Già l'impatto visivo della serata ha posseduto i contorni del rito laico. Le antiche pietre basaltiche del nuraghe, illuminate dalla luce della notte sarda, hanno dialogato senza soluzione di continuità con i corpi in movimento dei danzatori. Il festival ha confermato così la sua vocazione più nobile: non semplice cartellone di eventi, ma spazio di contaminazione e rigenerazione culturale, dove il patrimonio archeologico della Sardegna incontra i linguaggi più vivi della contemporaneità.
Sul palco, la musica immortale di Giacomo Puccini ha preso corpo, carne e respiro. Lo spettacolo ha reso un omaggio vibrante e modernissimo a quattro delle figure femminili più celebri e complesse dell’universo pucciniano: Tosca, Madama Butterfly, Mimì e Turandot.
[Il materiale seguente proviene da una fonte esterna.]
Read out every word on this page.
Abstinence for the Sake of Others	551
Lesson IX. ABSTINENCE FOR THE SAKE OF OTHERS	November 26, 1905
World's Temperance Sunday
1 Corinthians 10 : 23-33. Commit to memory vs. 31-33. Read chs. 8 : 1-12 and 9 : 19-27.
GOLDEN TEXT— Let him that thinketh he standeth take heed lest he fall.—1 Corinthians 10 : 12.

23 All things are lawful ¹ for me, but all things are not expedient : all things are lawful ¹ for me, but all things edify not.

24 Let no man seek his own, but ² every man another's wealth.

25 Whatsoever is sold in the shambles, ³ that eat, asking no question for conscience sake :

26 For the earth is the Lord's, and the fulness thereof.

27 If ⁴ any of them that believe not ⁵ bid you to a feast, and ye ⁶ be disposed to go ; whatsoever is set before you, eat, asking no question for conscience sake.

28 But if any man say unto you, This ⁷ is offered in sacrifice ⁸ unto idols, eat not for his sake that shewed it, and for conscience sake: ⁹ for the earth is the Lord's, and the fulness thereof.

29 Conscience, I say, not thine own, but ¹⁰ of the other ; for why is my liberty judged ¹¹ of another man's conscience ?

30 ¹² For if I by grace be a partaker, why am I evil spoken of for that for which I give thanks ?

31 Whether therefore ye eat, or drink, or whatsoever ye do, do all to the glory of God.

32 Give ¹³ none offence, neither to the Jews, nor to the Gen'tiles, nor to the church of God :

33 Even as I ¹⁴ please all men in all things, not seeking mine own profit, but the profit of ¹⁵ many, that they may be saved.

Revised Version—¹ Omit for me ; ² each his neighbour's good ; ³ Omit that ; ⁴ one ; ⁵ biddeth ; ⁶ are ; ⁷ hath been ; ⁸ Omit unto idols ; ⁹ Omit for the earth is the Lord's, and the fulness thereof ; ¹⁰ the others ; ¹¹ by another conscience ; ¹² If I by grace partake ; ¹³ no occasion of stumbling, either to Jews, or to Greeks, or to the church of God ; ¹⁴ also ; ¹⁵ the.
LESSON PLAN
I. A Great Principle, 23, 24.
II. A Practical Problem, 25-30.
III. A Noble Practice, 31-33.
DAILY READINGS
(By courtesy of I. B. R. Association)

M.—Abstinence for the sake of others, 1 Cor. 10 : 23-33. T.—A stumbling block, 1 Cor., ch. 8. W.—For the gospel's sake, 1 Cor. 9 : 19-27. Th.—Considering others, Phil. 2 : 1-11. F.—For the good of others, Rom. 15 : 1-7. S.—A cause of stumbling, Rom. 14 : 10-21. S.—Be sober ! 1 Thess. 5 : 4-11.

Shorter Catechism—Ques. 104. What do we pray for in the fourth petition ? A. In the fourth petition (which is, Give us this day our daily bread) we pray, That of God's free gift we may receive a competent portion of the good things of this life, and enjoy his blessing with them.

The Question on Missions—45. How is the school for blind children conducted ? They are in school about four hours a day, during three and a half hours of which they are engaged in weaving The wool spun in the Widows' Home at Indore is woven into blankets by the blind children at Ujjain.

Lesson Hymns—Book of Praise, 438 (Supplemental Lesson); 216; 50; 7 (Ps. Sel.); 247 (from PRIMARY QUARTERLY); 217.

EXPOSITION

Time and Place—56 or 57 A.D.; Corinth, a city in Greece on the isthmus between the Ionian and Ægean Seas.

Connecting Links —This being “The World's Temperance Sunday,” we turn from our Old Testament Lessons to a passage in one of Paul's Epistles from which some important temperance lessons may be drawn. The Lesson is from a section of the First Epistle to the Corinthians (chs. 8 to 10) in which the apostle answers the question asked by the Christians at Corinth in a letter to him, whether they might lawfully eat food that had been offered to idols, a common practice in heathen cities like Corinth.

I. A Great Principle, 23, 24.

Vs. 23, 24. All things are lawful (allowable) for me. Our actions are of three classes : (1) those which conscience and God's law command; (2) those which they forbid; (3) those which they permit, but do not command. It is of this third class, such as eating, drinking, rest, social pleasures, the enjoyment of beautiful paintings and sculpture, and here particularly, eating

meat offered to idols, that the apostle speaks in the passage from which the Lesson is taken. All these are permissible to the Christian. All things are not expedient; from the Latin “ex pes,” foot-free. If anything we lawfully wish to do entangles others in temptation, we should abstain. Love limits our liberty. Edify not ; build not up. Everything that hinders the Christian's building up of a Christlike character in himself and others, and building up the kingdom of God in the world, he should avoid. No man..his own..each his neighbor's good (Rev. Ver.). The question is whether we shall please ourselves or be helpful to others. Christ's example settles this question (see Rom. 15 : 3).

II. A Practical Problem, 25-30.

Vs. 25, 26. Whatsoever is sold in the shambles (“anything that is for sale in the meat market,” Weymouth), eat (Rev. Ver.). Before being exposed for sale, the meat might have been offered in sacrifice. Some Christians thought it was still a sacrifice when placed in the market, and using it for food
Monica Casadei ha evitato la fredda citazione filologica, scegliendo la via di una rilettura intima e tagliente del femminile. Attraverso una cifra stilistica che fonde atletismo, rigore geometrico e furia espressiva, le eroine di Puccini sono usurate dai pregiudizi del tempo per mostrarsi in tutta la loro universale attualità. Non più solo icone tragiche relegate nei teatri d'opera, ma donne fatte di carne viva, dilaniate da passioni travolgenti, amori impossibili, desideri inabissati e ferite mai rimarginate.
Dal lirismo straziante e fragile di Mimì alla fierezza inflessibile e glaciale di Turandot, passando per l'ardore indomito di Tosca e l'attesa devota e dolorosa di Butterfly, ogni quadro coreografico è stato un affondo nel cuore della condizione umana.
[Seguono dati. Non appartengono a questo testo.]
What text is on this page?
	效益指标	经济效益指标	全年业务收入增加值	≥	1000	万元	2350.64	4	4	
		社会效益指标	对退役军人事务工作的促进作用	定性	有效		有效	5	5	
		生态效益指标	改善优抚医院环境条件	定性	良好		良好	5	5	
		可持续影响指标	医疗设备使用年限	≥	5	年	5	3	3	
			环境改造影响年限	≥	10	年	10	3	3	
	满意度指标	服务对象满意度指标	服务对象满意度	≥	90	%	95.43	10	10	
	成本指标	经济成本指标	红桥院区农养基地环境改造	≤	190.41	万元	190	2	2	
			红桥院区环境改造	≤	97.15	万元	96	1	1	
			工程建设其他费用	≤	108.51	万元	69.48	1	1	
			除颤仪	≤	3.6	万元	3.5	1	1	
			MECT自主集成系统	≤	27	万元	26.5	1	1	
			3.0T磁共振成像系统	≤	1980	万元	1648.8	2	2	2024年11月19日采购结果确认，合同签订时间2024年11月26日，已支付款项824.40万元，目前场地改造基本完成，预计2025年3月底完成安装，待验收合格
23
Il valore emozionale della serata si è nutrito proprio di questo contrasto: la solennità immobile e millenaria del nuraghe ha fatto da contrappunto alla precarietà, al battito accelerato e alla grazia effimera dei danzatori. Le immagini visive proiettate e la partitura musicale, cucita addosso al movimento, hanno trascinato il numeroso pubblico in un vortice di catarsi.
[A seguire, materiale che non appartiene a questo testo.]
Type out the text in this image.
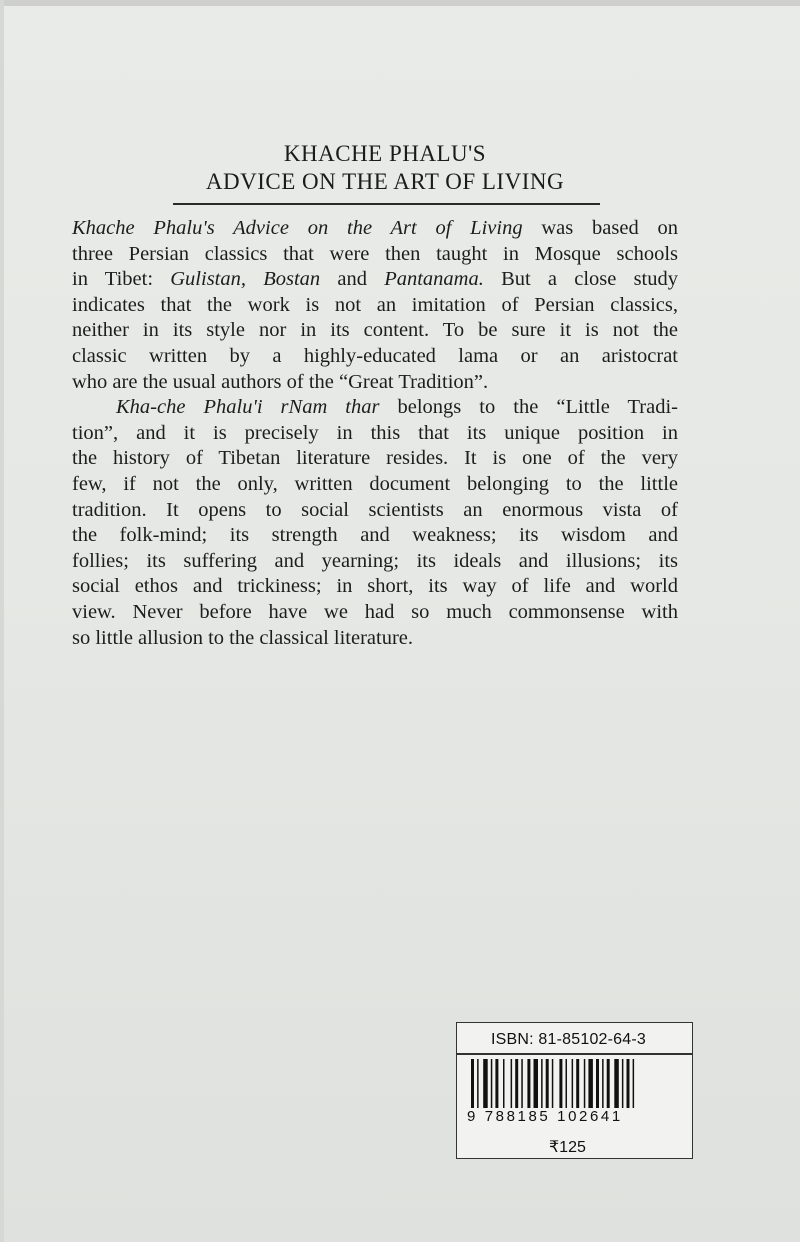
KHACHE PHALU'S
ADVICE ON THE ART OF LIVING
Khache Phalu's Advice on the Art of Living was based on
three Persian classics that were then taught in Mosque schools
in Tibet: Gulistan, Bostan and Pantanama. But a close study
indicates that the work is not an imitation of Persian classics,
neither in its style nor in its content. To be sure it is not the
classic written by a highly-educated lama or an aristocrat
who are the usual authors of the “Great Tradition”.
Kha-che Phalu'i rNam thar belongs to the “Little Tradi-
tion”, and it is precisely in this that its unique position in
the history of Tibetan literature resides. It is one of the very
few, if not the only, written document belonging to the little
tradition. It opens to social scientists an enormous vista of
the folk-mind; its strength and weakness; its wisdom and
follies; its suffering and yearning; its ideals and illusions; its
social ethos and trickiness; in short, its way of life and world
view. Never before have we had so much commonsense with
so little allusion to the classical literature.
ISBN: 81-85102-64-3
9 788185 102641
₹125
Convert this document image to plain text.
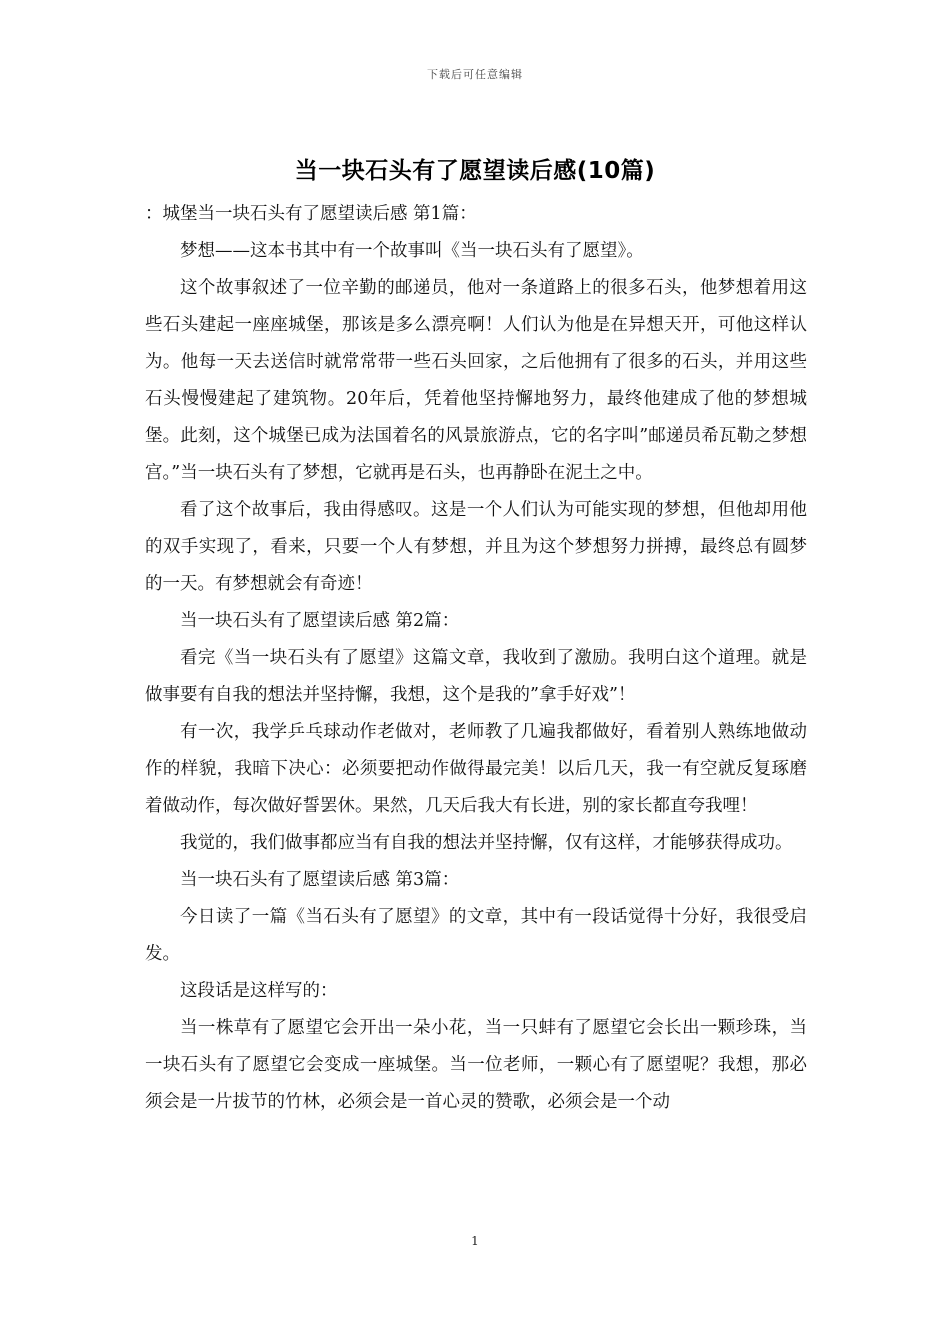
下载后可任意编辑
当一块石头有了愿望读后感(10篇)

：城堡当一块石头有了愿望读后感 第1篇：

梦想——这本书其中有一个故事叫《当一块石头有了愿望》。

这个故事叙述了一位辛勤的邮递员，他对一条道路上的很多石头，他梦想着用这些石头建起一座座城堡，那该是多么漂亮啊！人们认为他是在异想天开，可他这样认为。他每一天去送信时就常常带一些石头回家，之后他拥有了很多的石头，并用这些石头慢慢建起了建筑物。20年后，凭着他坚持懈地努力，最终他建成了他的梦想城堡。此刻，这个城堡已成为法国着名的风景旅游点，它的名字叫”邮递员希瓦勒之梦想宫。”当一块石头有了梦想，它就再是石头，也再静卧在泥土之中。

看了这个故事后，我由得感叹。这是一个人们认为可能实现的梦想，但他却用他的双手实现了，看来，只要一个人有梦想，并且为这个梦想努力拼搏，最终总有圆梦的一天。有梦想就会有奇迹！

当一块石头有了愿望读后感 第2篇：

看完《当一块石头有了愿望》这篇文章，我收到了激励。我明白这个道理。就是做事要有自我的想法并坚持懈，我想，这个是我的”拿手好戏”！

有一次，我学乒乓球动作老做对，老师教了几遍我都做好，看着别人熟练地做动作的样貌，我暗下决心：必须要把动作做得最完美！以后几天，我一有空就反复琢磨着做动作，每次做好誓罢休。果然，几天后我大有长进，别的家长都直夸我哩！

我觉的，我们做事都应当有自我的想法并坚持懈，仅有这样，才能够获得成功。

当一块石头有了愿望读后感 第3篇：

今日读了一篇《当石头有了愿望》的文章，其中有一段话觉得十分好，我很受启发。

这段话是这样写的：

当一株草有了愿望它会开出一朵小花，当一只蚌有了愿望它会长出一颗珍珠，当一块石头有了愿望它会变成一座城堡。当一位老师，一颗心有了愿望呢？我想，那必须会是一片拔节的竹林，必须会是一首心灵的赞歌，必须会是一个动

1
Quando l'ultima nota si è dissolta nell'aria tiepida di Barumini e i ballerini si sono fermati nell'inchino finale, l'applauso che si è levato dall'arena naturale è stato il riconoscimento unanime di una notte irripetibile. Una serata in cui la grande arte ha dimostrato di non avere confini temporali, capace di far risuonare nelle pietre sarde le voci immortali — e profondamente umane — dei capolavori di Puccini.